The decision of the Governors of 17 Southern States in Nigeria, to ban open cattle grazing in the region has been received with mixed feelings. While those in the Southern part of the country have received this as a welcomed development, many in the North are of the view that it is an infringement on the fundamental rights of the Herdsmen. It is no doubt that every Nigerian has the right to receive and do business in any part of the country, but this can be argued to be different from open cattle grazing.
Herdsmen activities in the Southern part of the country can be argued to be one of the greatest security challenges in the region. Many times, we have witnessed violent clashes between the Herdsman and their host Communities. As if that is not enough, scenes of farmlands destroyed by cattle are no longer new to the people of Southern Nigeria. This has further aggravated the hostility between the Herdsmen and their host Communities.
In a bid to restore peace and security in the Southern Nigeria, the Governors met in Asaba, the Delta State Capital and decide to ban open cattle grazing throughout the region. However, this did not go down well with many. But despite the view of those that are opposed to the ban, it is my belief that the Governors took a good decision, and must be supported. It is no doubt that the free movement of Cows is the remote or immediate cause of some violent clashes that have claimed many lives in the Southern Nigeria.
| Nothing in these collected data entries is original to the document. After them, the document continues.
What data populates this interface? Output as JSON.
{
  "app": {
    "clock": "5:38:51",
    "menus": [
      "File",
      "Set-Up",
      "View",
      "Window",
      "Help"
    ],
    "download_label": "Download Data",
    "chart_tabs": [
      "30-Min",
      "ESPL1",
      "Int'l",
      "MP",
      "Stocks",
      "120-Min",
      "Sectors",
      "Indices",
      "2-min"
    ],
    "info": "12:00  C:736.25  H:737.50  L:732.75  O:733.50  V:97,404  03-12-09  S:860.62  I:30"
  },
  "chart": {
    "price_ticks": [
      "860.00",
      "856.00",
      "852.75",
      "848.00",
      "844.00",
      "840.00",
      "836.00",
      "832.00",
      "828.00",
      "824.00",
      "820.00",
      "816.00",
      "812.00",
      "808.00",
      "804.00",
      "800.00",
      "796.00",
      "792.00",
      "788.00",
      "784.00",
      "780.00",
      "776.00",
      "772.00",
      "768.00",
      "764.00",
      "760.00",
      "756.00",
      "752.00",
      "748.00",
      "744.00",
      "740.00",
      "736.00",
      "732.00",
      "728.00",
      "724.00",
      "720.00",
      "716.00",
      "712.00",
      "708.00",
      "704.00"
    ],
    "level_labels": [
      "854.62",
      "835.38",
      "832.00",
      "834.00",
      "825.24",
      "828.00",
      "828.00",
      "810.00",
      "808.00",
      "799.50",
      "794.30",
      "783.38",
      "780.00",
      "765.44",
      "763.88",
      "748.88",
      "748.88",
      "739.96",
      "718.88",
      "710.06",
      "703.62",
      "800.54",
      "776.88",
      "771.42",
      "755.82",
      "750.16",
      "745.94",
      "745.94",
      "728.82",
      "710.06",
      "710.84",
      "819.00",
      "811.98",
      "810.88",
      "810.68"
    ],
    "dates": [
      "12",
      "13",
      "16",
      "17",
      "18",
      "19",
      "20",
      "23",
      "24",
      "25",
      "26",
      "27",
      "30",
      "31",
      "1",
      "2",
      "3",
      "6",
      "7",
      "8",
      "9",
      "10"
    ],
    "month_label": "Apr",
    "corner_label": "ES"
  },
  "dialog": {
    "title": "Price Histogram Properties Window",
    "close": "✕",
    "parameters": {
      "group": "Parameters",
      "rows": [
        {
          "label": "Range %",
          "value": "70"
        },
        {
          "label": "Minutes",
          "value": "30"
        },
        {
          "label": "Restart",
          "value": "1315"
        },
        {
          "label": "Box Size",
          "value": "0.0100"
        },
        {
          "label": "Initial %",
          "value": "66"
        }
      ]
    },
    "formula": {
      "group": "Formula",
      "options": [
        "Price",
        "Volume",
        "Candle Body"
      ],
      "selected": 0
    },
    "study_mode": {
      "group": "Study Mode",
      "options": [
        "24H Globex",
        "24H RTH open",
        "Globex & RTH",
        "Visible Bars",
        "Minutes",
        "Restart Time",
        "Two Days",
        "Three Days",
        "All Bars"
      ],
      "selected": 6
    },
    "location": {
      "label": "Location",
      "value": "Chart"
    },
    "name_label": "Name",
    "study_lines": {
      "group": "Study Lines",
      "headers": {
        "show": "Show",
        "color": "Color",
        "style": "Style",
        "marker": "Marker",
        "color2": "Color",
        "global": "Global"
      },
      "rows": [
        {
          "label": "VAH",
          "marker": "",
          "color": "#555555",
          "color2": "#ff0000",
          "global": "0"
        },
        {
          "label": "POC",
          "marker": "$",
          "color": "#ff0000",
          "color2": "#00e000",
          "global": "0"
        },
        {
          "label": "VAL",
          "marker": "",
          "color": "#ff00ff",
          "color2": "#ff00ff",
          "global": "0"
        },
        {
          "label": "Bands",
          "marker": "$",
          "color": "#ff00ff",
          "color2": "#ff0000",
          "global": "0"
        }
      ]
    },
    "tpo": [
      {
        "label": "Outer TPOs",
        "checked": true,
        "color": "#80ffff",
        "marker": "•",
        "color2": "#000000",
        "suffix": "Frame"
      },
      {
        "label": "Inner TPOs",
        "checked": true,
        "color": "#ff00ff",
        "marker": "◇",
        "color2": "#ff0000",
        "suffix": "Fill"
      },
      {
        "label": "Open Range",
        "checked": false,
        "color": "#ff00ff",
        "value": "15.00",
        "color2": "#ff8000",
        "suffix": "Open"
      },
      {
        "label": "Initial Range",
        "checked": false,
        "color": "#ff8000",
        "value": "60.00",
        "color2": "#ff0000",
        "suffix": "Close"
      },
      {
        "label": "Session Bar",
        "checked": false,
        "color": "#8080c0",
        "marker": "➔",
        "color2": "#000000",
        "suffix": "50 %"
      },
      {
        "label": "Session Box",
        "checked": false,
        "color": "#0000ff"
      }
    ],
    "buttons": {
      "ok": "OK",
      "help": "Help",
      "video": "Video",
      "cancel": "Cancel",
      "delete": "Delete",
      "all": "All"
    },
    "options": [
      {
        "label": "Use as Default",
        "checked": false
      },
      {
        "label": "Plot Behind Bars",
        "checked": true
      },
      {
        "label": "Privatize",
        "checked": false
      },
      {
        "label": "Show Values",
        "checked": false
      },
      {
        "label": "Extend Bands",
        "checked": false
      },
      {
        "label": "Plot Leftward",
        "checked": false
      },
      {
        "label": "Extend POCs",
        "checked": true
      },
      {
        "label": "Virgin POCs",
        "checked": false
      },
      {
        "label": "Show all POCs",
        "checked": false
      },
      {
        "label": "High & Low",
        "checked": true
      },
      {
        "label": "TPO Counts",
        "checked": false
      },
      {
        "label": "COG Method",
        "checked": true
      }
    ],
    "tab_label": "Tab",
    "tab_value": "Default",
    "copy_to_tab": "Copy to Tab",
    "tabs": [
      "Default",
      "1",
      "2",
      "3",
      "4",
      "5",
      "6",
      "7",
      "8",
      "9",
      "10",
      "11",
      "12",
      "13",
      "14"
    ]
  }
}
Cattle rearing is not peculiar to Nigeria alone, neither will the country continue to remain undeveloped. Therefore, as our country's is developing, new methods of cattle rearing must be adopted to fit into the society. Change they say, is constant. As such, the fact that Herdsmen have been moving up and down with their Herds for hundreds of years does not mean it will remain the pattern forever. The adoption of ranching method should be encouraged.
Looking at what the nomadic nature of the Herdsmen have caused in the Southern Nigeria in terms of clashes between the Herders and farmers, and the fact that grazing fields are drastically reducing due to development, one can easily conclude that open cattle grazing in the country is no longer sustainable. As such, the decision of the Southern Governors should be supported. Modern method of cattle rearing should be adopted rather than insisting on open grazing.